Dr. Pap brought on the gifted scientific illustrator Hashime Murayama to depict the evolution of cancer across cervical cells, a vital step for explaining and teaching the technique of evaluating the tests on a mass scale.
After the outbreak of World War II, Murayama was arrested and interned as a Japanese “alien,” and the fate of the project seemed once again in jeopardy until the Attorney General of the United States, Francis Biddle, stepped in to free Murayama.
As the war ended, the ASCC became the American Cancer Society, fully rebranded and ready for a new fight. Their dream was to launch the Pap smear across the country. Still, getting the smear out of the lab and into the real world required an unprecedented health campaign and a new kind of medical activist.
Dr. Helen Dickens, a trailblazing African American OB-GYN in Philadelphia who’d fought the odds to become a doctor in the 1930s, now made it her mission to make sure that Black women had access to the life-saving test.
Her tireless campaign — from workshops across the city to free Pap smears at churches to teaching hundreds of other Black doctors how to perform the test — shows how many hurdles had to be overcome before the Pap smear could become an accepted part of American women’s lives.

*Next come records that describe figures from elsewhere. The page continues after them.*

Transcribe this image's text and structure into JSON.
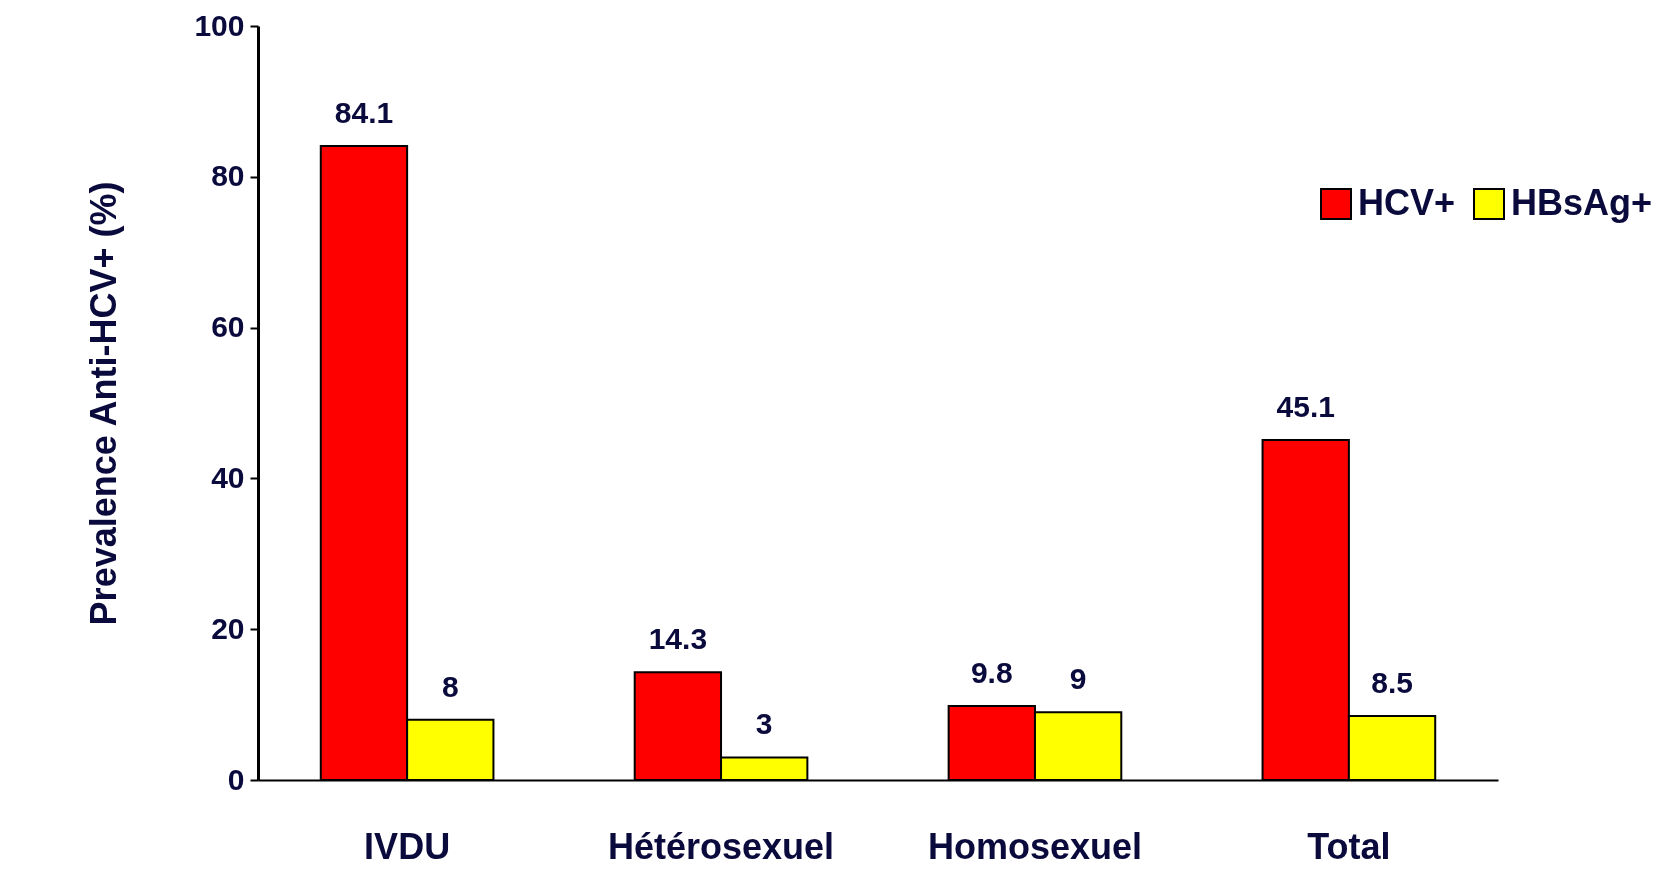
{
  "chart_data": {
    "type": "bar",
    "ylabel": "Prevalence Anti-HCV+ (%)",
    "categories": [
      "IVDU",
      "Hétérosexuel",
      "Homosexuel",
      "Total"
    ],
    "series": [
      {
        "name": "HCV+",
        "color": "#ff0000",
        "values": [
          84.1,
          14.3,
          9.8,
          45.1
        ]
      },
      {
        "name": "HBsAg+",
        "color": "#ffff00",
        "values": [
          8,
          3,
          9,
          8.5
        ]
      }
    ],
    "ylim": [
      0,
      100
    ],
    "yticks": [
      0,
      20,
      40,
      60,
      80,
      100
    ],
    "grid": false,
    "legend": "top right",
    "data_labels": true
  }
}
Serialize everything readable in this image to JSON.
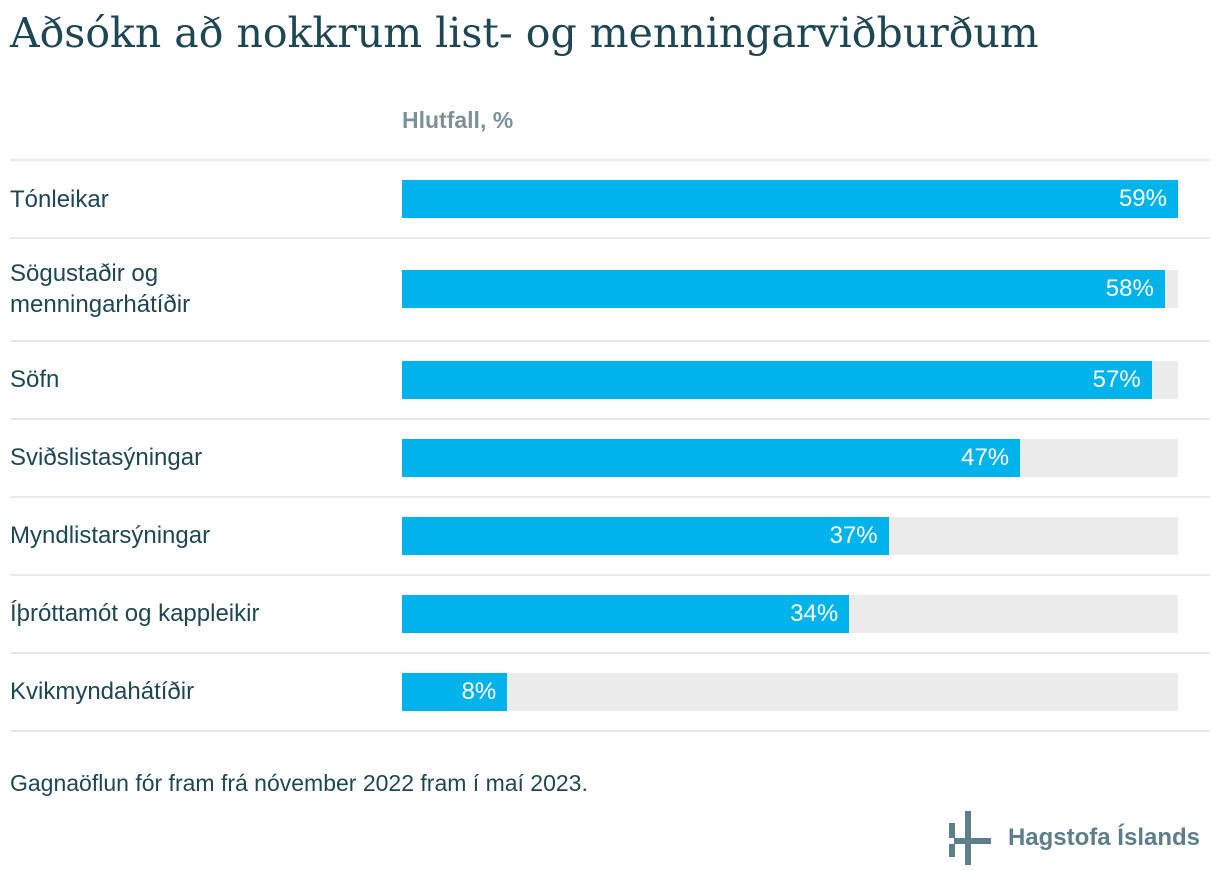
{
  "page": {
    "title": "Aðsókn að nokkrum list- og menningarviðburðum",
    "footnote": "Gagnaöflun fór fram frá nóvember 2022 fram í maí 2023.",
    "logo_text": "Hagstofa Íslands"
  },
  "chart_data": {
    "type": "bar",
    "orientation": "horizontal",
    "title": "Aðsókn að nokkrum list- og menningarviðburðum",
    "axis_title": "Hlutfall, %",
    "categories": [
      "Tónleikar",
      "Sögustaðir og menningarhátíðir",
      "Söfn",
      "Sviðslistasýningar",
      "Myndlistarsýningar",
      "Íþróttamót og kappleikir",
      "Kvikmyndahátíðir"
    ],
    "values": [
      59,
      58,
      57,
      47,
      37,
      34,
      8
    ],
    "value_suffix": "%",
    "xlim": [
      0,
      59
    ],
    "grid": false,
    "legend": "none",
    "data_labels": "inside-end",
    "footnote": "Gagnaöflun fór fram frá nóvember 2022 fram í maí 2023."
  },
  "colors": {
    "bar": "#00b3ea",
    "track": "#ececec",
    "sep": "#e9e9e9",
    "ink": "#1d4754",
    "muted": "#7e9198",
    "logo": "#5e7e8c"
  }
}
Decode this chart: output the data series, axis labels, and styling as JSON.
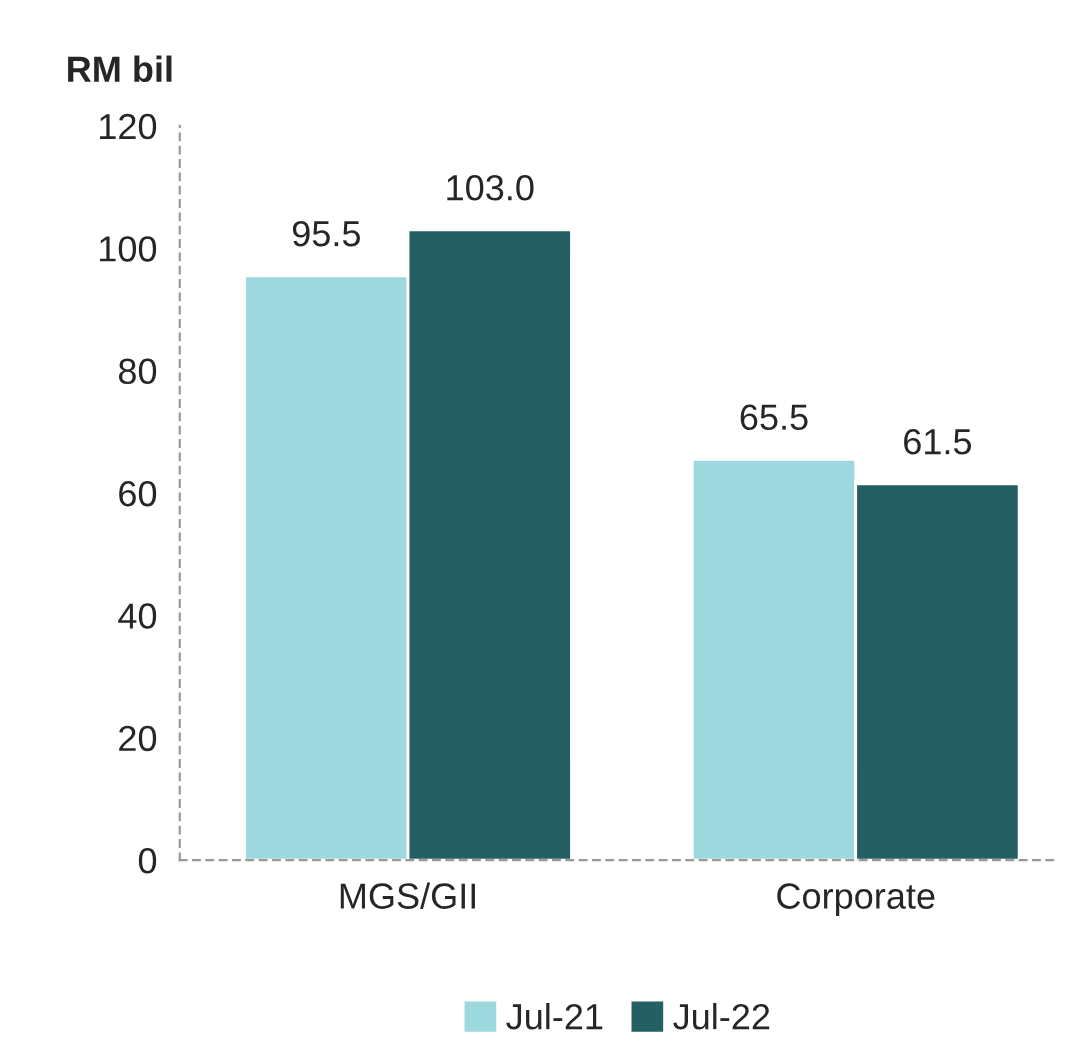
{
  "chart_data": {
    "type": "bar",
    "ylabel": "RM bil",
    "categories": [
      "MGS/GII",
      "Corporate"
    ],
    "series": [
      {
        "name": "Jul-21",
        "color": "#9dd8df",
        "values": [
          95.5,
          65.5
        ],
        "value_labels": [
          "95.5",
          "65.5"
        ]
      },
      {
        "name": "Jul-22",
        "color": "#235f63",
        "values": [
          103.0,
          61.5
        ],
        "value_labels": [
          "103.0",
          "61.5"
        ]
      }
    ],
    "ylim": [
      0,
      120
    ],
    "yticks": [
      0,
      20,
      40,
      60,
      80,
      100,
      120
    ],
    "grid": false,
    "legend": "bottom"
  }
}
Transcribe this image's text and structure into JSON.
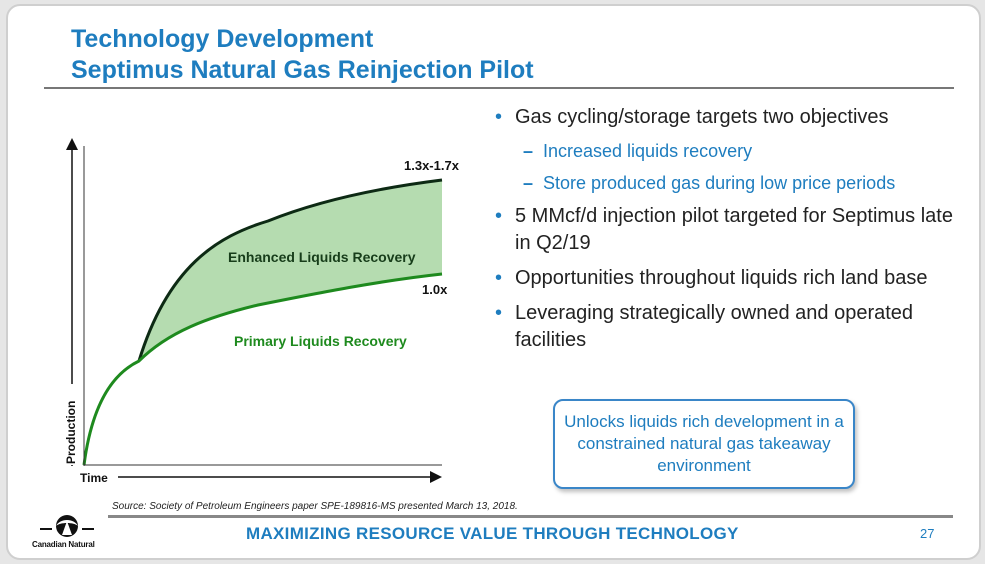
{
  "title": {
    "line1": "Technology Development",
    "line2": "Septimus Natural Gas Reinjection Pilot"
  },
  "chart_data": {
    "type": "area",
    "xlabel": "Time",
    "ylabel": "Production",
    "regions": [
      {
        "name": "Enhanced Liquids Recovery",
        "color": "#b5dcb0"
      },
      {
        "name": "Primary Liquids Recovery",
        "color": "#1e8a1e"
      }
    ],
    "curve_labels": {
      "enhanced": "1.3x-1.7x",
      "primary": "1.0x"
    },
    "region_labels": {
      "enhanced": "Enhanced Liquids Recovery",
      "primary": "Primary Liquids Recovery"
    },
    "colors": {
      "enhanced_fill": "#b5dcb0",
      "enhanced_line": "#0d2a14",
      "primary_line": "#1e8a1e",
      "enhanced_label": "#173d1a",
      "primary_label": "#1e8a1e"
    }
  },
  "bullets": [
    {
      "level": 1,
      "text": "Gas cycling/storage targets two objectives"
    },
    {
      "level": 2,
      "text": "Increased liquids recovery"
    },
    {
      "level": 2,
      "text": "Store produced gas during low price periods"
    },
    {
      "level": 1,
      "text": "5 MMcf/d injection pilot targeted for Septimus late in Q2/19"
    },
    {
      "level": 1,
      "text": "Opportunities throughout liquids rich land base"
    },
    {
      "level": 1,
      "text": "Leveraging strategically owned and operated facilities"
    }
  ],
  "callout": "Unlocks liquids rich development in a constrained natural gas takeaway environment",
  "source": "Source: Society of Petroleum Engineers paper SPE-189816-MS presented March 13, 2018.",
  "footer": {
    "text": "MAXIMIZING RESOURCE VALUE THROUGH TECHNOLOGY",
    "page": "27"
  },
  "logo": {
    "text": "Canadian Natural",
    "icon": "canadian-natural-logo-icon"
  },
  "colors": {
    "accent": "#1e7dbf",
    "rule": "#777777"
  }
}
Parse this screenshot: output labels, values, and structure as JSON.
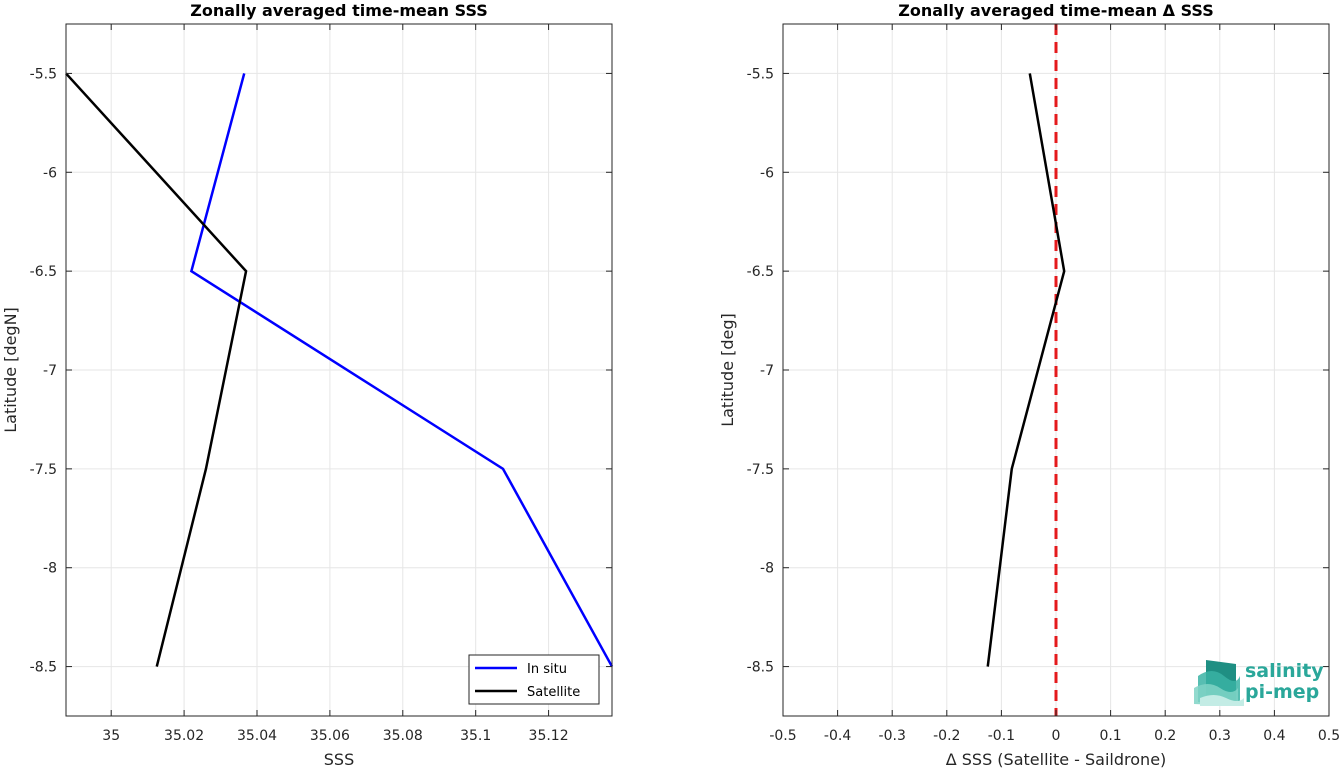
{
  "chart_data": [
    {
      "type": "line",
      "title": "Zonally averaged time-mean SSS",
      "xlabel": "SSS",
      "ylabel": "Latitude [degN]",
      "xlim": [
        34.9876,
        35.1374
      ],
      "ylim": [
        -8.75,
        -5.25
      ],
      "xticks": [
        35,
        35.02,
        35.04,
        35.06,
        35.08,
        35.1,
        35.12
      ],
      "xtick_labels": [
        "35",
        "35.02",
        "35.04",
        "35.06",
        "35.08",
        "35.1",
        "35.12"
      ],
      "yticks": [
        -5.5,
        -6,
        -6.5,
        -7,
        -7.5,
        -8,
        -8.5
      ],
      "ytick_labels": [
        "-5.5",
        "-6",
        "-6.5",
        "-7",
        "-7.5",
        "-8",
        "-8.5"
      ],
      "grid": true,
      "legend": "bottom-right",
      "series": [
        {
          "name": "In situ",
          "color": "#0000ff",
          "x": [
            35.0365,
            35.022,
            35.1075,
            35.1374
          ],
          "y": [
            -5.5,
            -6.5,
            -7.5,
            -8.5
          ]
        },
        {
          "name": "Satellite",
          "color": "#000000",
          "x": [
            34.9876,
            35.037,
            35.026,
            35.0125
          ],
          "y": [
            -5.5,
            -6.5,
            -7.5,
            -8.5
          ]
        }
      ]
    },
    {
      "type": "line",
      "title": "Zonally averaged time-mean Δ SSS",
      "xlabel": "Δ SSS (Satellite - Saildrone)",
      "ylabel": "Latitude [deg]",
      "xlim": [
        -0.5,
        0.5
      ],
      "ylim": [
        -8.75,
        -5.25
      ],
      "xticks": [
        -0.5,
        -0.4,
        -0.3,
        -0.2,
        -0.1,
        0,
        0.1,
        0.2,
        0.3,
        0.4,
        0.5
      ],
      "xtick_labels": [
        "-0.5",
        "-0.4",
        "-0.3",
        "-0.2",
        "-0.1",
        "0",
        "0.1",
        "0.2",
        "0.3",
        "0.4",
        "0.5"
      ],
      "yticks": [
        -5.5,
        -6,
        -6.5,
        -7,
        -7.5,
        -8,
        -8.5
      ],
      "ytick_labels": [
        "-5.5",
        "-6",
        "-6.5",
        "-7",
        "-7.5",
        "-8",
        "-8.5"
      ],
      "grid": true,
      "reference_line": {
        "x": 0,
        "color": "#e41a1c",
        "style": "dashed"
      },
      "series": [
        {
          "color": "#000000",
          "x": [
            -0.048,
            0.015,
            -0.081,
            -0.125
          ],
          "y": [
            -5.5,
            -6.5,
            -7.5,
            -8.5
          ]
        }
      ]
    }
  ],
  "logo": {
    "line1": "salinity",
    "line2": "pi-mep",
    "color": "#2aa79a"
  }
}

By the late 1950s, the Pap test was triumphant. It had taken more than three decades, but the Pap smear became a routinely accepted part of women’s healthcare. And by some estimates, the test has saved more than one million lives.
“We often don’t know the history because the majority of women today were born with the test already existing,” the pair says. “We hope it continues the conversation about all types of cancer screening.”